According to the complaint, U.S. officials allegedly gave Iran identifying and case-related details tied to detained immigrants, including people seeking asylum after converting to Christianity, because of their sexual orientation, or because of links to the 2022 Women, Life, Freedom protests. Bloomberg Law reported the filing says an Iranian official first requested a list of citizens subject to deportation and the administration provided about 150 names. The complaint also describes monthly meetings with Iranian officials, with Pakistan’s embassy serving as an intermediary, according to the AP.

The Trump administration disputed the allegations. A Department of Homeland Security spokesperson told ABC News that accusations ICE shared asylum application records with the Iranian government were false. Reuters also reported the administration denied it illegally disclosed confidential information.

The case is national in scope, and the lawsuit does not publicly identify a state-by-state breakdown of affected asylum seekers. Court filings and wire-service reports reviewed this week do not provide a confirmed count for how many people in California, Texas, New York, Virginia or other states may have had information shared. The plaintiffs say the practice endangered “countless” Iranians, but no comprehensive public list of affected residents has been released.

What is confirmed is that the complaint centers on Iranian nationals in U.S. immigration custody and on information allegedly used to facilitate deportations. The filing says some deportation flights to Iran took place in late 2025 and January 2026, according to AP reporting on the lawsuit. The complaint further states that document sharing continued after direct U.S. military action against Iran began on February 28, 2026, even if the in-person meetings later stopped.

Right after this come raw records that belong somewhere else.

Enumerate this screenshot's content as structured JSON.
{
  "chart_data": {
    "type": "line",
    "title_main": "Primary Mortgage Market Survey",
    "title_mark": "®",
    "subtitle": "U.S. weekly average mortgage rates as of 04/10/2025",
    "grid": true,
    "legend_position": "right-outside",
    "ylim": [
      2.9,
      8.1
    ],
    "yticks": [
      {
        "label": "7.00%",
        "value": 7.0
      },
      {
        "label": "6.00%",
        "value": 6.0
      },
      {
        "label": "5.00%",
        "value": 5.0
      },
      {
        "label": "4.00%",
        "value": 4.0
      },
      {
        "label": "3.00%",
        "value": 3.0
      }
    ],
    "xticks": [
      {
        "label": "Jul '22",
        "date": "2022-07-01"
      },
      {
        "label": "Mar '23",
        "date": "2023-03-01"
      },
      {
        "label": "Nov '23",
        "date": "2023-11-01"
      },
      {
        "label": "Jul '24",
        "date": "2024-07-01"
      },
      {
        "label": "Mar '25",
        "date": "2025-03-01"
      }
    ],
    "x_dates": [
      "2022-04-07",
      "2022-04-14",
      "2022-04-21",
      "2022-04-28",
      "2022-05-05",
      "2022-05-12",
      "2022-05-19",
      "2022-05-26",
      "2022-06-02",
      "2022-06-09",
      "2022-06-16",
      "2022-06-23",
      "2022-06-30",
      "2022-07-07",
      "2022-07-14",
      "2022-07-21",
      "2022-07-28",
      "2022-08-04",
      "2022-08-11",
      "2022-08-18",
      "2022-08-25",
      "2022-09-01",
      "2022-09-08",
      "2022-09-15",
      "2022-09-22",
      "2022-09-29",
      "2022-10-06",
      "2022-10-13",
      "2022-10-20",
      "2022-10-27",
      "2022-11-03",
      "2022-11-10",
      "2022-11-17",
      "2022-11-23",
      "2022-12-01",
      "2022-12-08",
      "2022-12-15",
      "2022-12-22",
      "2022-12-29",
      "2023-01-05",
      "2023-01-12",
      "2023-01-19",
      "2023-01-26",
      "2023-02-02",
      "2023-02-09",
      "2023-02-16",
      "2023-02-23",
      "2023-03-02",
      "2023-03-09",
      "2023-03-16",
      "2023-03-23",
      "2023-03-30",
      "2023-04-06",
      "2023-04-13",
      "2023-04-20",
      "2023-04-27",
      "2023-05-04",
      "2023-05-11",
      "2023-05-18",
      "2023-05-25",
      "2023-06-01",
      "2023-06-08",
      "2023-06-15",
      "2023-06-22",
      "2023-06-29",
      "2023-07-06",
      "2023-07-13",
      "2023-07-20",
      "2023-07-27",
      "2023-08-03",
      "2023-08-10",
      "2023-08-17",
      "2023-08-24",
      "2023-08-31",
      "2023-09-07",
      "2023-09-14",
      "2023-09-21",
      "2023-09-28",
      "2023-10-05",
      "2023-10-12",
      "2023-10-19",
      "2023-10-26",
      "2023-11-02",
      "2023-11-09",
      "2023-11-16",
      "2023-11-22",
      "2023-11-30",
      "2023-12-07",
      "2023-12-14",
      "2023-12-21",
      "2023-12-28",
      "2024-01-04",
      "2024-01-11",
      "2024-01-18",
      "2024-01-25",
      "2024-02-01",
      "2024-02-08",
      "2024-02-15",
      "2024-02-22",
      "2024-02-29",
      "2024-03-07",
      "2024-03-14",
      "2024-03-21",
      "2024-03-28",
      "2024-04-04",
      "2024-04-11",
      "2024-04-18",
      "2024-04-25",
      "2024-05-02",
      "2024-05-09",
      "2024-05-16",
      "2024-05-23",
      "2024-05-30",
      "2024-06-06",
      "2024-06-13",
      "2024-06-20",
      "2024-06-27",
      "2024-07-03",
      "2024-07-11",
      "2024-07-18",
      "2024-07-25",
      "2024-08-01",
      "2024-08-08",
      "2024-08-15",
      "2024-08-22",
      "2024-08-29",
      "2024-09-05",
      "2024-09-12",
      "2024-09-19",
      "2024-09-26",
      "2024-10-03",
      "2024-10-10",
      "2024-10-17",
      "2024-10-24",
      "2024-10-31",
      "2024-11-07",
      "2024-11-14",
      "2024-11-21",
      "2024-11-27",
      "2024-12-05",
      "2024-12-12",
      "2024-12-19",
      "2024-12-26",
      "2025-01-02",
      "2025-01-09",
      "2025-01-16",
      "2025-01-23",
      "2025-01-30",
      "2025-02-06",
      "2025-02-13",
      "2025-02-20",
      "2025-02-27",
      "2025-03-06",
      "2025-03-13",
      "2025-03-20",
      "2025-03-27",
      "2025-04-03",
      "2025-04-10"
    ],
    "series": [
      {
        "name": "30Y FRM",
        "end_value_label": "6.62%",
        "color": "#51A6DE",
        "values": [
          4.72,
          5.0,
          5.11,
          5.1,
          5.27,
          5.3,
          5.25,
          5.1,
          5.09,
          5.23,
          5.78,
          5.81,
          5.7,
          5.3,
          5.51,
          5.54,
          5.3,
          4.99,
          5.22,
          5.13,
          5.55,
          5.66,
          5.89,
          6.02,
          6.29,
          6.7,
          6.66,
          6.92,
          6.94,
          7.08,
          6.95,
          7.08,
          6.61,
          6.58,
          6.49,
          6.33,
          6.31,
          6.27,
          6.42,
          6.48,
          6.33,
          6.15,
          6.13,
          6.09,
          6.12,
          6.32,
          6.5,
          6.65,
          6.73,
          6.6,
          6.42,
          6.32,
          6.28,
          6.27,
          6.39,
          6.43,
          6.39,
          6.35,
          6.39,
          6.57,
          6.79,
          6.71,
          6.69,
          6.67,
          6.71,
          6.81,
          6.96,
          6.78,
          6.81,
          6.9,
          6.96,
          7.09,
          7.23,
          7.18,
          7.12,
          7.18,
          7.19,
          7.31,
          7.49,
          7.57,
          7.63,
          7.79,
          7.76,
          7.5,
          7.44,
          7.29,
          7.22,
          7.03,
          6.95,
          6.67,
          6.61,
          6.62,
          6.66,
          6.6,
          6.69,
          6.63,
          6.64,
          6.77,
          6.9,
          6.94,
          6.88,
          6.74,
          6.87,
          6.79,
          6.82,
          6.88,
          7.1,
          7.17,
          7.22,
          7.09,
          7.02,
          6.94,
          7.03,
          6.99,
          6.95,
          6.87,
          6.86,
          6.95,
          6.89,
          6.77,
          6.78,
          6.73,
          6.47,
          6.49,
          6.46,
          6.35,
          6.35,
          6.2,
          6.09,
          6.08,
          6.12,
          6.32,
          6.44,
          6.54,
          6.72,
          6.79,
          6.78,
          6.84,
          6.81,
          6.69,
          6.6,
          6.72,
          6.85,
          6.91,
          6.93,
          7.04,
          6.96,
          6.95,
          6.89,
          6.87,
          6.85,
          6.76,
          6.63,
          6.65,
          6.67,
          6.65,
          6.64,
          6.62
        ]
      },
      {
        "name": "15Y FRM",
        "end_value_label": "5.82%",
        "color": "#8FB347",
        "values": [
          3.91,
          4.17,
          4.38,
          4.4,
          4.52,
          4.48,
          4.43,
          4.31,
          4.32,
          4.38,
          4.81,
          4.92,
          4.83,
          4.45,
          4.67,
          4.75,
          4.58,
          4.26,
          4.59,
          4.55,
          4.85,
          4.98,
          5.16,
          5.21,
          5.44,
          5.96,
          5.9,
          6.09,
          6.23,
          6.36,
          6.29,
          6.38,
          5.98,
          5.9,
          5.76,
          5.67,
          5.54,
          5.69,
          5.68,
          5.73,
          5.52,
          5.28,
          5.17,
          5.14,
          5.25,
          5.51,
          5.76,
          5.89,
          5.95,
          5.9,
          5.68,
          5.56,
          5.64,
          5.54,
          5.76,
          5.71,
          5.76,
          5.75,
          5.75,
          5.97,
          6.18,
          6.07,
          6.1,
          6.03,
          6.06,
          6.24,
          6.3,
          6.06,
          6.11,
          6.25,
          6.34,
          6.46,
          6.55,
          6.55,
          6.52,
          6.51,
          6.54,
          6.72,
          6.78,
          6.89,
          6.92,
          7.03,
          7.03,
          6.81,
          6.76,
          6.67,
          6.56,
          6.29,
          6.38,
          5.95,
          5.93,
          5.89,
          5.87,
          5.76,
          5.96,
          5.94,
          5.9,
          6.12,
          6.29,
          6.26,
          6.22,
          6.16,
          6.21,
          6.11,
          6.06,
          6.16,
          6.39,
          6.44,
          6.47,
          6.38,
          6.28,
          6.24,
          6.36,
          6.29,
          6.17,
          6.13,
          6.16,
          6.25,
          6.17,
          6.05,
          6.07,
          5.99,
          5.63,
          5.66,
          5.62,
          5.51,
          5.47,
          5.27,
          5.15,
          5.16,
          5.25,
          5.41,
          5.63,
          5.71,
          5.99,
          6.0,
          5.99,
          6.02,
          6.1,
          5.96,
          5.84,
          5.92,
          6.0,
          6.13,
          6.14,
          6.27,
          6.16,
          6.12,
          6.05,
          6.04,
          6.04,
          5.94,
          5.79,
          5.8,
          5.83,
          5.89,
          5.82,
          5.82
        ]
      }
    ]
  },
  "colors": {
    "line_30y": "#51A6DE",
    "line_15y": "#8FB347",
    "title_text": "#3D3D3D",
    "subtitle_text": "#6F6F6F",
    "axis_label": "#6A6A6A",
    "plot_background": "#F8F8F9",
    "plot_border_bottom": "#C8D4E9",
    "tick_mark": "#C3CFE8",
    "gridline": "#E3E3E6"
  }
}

For local communities, that leaves major unanswered questions. It is not yet publicly known how many asylum seekers in any one metro area were affected, whether notices have been sent to individuals whose records were allegedly disclosed, or whether family members in Iran were contacted by authorities there. The plaintiffs are asking the court to order notice to affected asylum seekers and to halt any further disclosures.

The legal issue turns on long-standing confidentiality protections in U.S. asylum law. Those rules generally limit the government from revealing information that could expose a person’s asylum claim to the very country they say persecuted them. The lawsuit says violating those protections could expose people to persecution, torture or death if returned to Iran, particularly political dissidents, religious converts and LGBTQ applicants, according to the complaint summarized by Reuters, ABC News and the AP.

The broader context is the Trump administration’s intensified deportation agenda. AP reported the lawsuit arrives amid an aggressive immigration crackdown, while critics have argued that faster removals can increase the risk of due process violations in asylum cases. In this case, the plaintiffs argue the government’s push to secure deportations to Iran overrode basic legal safeguards built into the asylum system.

For residents following the case, the next steps are likely to come in federal court. The plaintiffs are seeking court orders to stop any further information sharing and to notify people whose data may already have been disclosed. As of July 10, 2026, the public record establishes the lawsuit and the administration’s denial, but not a final judicial finding on whether the disclosures occurred.